— Ну! Вот же она! — с силой за шкирку телепаю, а оборванка мычит, шипит и в ответ начинает смело сопротивляться, пытаясь дотянуться до моей руки, чтобы впиться по самую кость своими обломанными коготками, «наманикюренными» грязью.
Старик с полминуты просто втыкает, разинув рот настолько широко, будто принял меня за прибывшего на землю гуманоида, а затем вдруг кривится без доли юмора:
— Мдааа уж, ну ты даёшь, малый! А я тебе говорил, что одиночество — похлеще водки, до добра не доведёт!
— Не понял?! — повышаю голос, — То есть ты правда не видишь девчонку?
Устало пожимает плечами:
— Разве что в своём больном воображении… Так, Влад, иди-ка ты отоспись, а потом поговорим, ладно? Нельзя вот так вот молодому и красивому парню свою жизнь гробить. Причём, без причины! — хлопает по плечу, а у самого в убитых жизнью глазах во всю печаль пританцовывает, — Больше не шути так со мной, если дело не срочное. Я по твоей милости больше часа по разбитым ухабам мчался.
Выждал паузу, с недоумением глянул на мою подвешенную руку в воздухе, которая так умело подёргивалась на весу, будто я действительно кого-то за шиворот тягал, а затем, отвесив честь у виска, шарахнулся от меня как от чумы:
— Всё, парень. Будь здоров! Увидимся.
Через секунду «шерифа» словно штормовым бризом сдуло.
Я вдруг вспомнил, что не один остался. А смириться с не одиночеством… капец как непривычно! Тогда до меня ещё не сразу дошёл смысл происходящего.

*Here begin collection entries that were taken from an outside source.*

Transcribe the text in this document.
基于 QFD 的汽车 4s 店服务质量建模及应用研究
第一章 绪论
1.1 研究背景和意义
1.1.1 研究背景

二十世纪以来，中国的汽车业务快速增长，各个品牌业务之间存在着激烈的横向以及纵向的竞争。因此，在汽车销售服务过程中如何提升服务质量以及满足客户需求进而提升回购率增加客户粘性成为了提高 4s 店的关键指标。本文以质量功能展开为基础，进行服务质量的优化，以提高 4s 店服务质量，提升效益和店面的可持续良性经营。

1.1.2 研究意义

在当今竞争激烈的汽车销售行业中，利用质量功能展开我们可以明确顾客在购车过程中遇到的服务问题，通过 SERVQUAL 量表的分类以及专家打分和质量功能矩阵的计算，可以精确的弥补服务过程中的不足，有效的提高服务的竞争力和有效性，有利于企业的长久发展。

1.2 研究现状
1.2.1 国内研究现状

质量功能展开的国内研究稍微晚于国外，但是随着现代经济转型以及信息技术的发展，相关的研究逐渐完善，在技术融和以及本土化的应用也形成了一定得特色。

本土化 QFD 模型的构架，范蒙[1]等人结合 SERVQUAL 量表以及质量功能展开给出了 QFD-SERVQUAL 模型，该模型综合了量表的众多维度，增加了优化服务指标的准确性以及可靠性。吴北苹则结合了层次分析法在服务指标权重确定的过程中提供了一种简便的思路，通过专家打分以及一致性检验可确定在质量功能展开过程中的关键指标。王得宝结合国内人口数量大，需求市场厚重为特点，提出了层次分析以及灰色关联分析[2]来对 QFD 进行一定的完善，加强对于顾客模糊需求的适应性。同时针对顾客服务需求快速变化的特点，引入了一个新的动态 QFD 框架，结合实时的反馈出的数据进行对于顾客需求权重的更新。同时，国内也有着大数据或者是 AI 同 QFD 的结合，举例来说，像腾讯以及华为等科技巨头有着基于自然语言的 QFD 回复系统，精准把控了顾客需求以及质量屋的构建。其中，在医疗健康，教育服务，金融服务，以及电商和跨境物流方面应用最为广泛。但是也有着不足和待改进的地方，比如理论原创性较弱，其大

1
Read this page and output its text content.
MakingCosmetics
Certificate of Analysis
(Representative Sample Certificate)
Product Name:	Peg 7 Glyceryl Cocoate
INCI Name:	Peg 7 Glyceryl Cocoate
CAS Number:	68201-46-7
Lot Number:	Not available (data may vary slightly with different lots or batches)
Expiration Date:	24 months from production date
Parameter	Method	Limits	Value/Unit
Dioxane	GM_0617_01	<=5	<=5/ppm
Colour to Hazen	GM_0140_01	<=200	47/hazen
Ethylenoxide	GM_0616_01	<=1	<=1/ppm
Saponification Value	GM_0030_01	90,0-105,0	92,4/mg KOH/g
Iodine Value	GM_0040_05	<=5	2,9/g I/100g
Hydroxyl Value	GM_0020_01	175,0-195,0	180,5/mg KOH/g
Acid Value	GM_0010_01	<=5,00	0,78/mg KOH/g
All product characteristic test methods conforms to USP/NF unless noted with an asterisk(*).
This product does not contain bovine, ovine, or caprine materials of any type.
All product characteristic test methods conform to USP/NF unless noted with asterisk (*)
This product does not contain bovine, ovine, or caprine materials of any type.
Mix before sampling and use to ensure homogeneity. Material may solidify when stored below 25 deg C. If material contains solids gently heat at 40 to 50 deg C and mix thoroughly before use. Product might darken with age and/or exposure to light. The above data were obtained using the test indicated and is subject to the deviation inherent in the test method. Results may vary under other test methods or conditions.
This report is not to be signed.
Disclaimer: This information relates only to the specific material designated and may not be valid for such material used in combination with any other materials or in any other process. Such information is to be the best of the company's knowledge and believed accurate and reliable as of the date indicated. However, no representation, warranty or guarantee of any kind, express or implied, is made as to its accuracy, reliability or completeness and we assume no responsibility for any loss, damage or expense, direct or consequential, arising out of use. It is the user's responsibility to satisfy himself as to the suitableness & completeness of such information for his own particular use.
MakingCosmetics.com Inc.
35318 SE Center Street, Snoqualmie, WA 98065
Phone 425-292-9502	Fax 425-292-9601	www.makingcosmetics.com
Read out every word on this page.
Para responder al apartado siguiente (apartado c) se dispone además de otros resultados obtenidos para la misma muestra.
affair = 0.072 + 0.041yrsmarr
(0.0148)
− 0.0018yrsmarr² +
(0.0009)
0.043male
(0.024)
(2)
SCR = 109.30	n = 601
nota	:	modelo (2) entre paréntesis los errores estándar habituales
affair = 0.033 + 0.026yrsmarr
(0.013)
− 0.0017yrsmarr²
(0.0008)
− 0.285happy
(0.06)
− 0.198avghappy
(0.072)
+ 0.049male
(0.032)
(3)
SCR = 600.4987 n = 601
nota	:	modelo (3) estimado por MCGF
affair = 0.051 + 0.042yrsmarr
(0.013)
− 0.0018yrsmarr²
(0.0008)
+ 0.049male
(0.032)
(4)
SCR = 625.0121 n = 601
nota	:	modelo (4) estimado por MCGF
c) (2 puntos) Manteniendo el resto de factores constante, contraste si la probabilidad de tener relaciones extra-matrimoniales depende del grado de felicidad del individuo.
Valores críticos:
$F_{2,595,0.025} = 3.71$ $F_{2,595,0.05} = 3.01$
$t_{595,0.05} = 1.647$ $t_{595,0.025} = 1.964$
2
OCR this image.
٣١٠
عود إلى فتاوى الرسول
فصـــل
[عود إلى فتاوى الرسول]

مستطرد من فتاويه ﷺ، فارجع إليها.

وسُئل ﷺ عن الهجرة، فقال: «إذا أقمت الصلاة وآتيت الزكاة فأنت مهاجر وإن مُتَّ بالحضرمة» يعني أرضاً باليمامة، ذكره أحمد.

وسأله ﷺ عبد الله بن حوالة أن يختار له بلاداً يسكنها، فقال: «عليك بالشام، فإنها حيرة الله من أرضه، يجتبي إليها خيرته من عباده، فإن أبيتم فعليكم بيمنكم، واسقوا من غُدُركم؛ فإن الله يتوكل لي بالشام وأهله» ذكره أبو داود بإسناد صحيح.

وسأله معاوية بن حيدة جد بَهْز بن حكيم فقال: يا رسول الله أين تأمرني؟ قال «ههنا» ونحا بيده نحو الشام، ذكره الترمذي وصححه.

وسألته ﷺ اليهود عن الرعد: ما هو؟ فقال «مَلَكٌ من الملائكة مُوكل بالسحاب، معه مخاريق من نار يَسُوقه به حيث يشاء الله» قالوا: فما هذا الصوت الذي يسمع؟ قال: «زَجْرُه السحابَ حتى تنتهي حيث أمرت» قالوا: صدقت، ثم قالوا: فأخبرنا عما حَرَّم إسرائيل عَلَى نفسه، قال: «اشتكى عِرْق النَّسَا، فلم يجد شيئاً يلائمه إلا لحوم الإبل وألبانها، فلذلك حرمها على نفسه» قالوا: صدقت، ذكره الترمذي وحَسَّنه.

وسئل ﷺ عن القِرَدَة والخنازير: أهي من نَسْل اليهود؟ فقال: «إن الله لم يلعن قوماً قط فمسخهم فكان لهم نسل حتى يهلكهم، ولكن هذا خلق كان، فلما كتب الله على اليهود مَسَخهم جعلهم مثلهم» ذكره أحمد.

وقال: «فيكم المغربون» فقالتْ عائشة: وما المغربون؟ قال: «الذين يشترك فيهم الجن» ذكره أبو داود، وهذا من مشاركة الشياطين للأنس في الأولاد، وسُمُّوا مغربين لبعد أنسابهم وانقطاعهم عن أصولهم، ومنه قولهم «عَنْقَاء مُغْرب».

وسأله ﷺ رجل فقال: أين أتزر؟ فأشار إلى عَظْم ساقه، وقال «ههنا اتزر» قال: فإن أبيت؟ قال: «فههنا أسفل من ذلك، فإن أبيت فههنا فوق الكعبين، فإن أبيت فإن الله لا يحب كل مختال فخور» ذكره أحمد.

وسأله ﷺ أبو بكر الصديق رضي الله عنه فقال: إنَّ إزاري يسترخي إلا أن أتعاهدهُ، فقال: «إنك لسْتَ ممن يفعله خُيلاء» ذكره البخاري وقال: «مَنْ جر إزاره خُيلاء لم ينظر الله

А когда дошёл… мне просто захотелось привязать к шее петлю с камнем и с головой окунуться в открытое море.
— Пусти меня!!! Пустиии, дурак! Мне больно! — тонкий, но такой чистый, словно горный ручей, раздался голос отчаянно брыкающейся девчонки.
Я тут же ругнулся и отшвырнул обузу в сторону. Так, что она, не устояв на ногах, неуклюже впечаталась попой в грязь.
— Господиии! — за голову схватился, принявшись ходить туда-сюда, изредка бросая на незнакомку полные ненависти взгляды, — Ну кто же ты?? Ктооо?!
— Я ведь сказала, — протяжный всхлип, — Что не знаю!
— Ты просто врёшь!!! Блиииин! — булыжник с психу схватил и в сторону берега запустил. Отдышался. Голова кругом, мысли в разлом, и я не знаю, что делать с этой дрянью! Не хочу верить… Не хочу осознавать…
Что моё проклятие вернулось.
— Ты вообще ничего не помнишь? — спрашиваю, но уже мягче.
По бледным, перепачканным в грязи щекам оборванки, катятся крупные слёзы.
— Нет. — Качает головой, трёт глаза дрожащими кулачками. — А этот пожилой мужчина-полицейский? Почему ты не сдал меня ему? Я ничего не понимаю! Я запуталась! Я замёрзла! И у меня ужасно болит голова! — Прячет глаза в ладонях, беззвучно рыдает.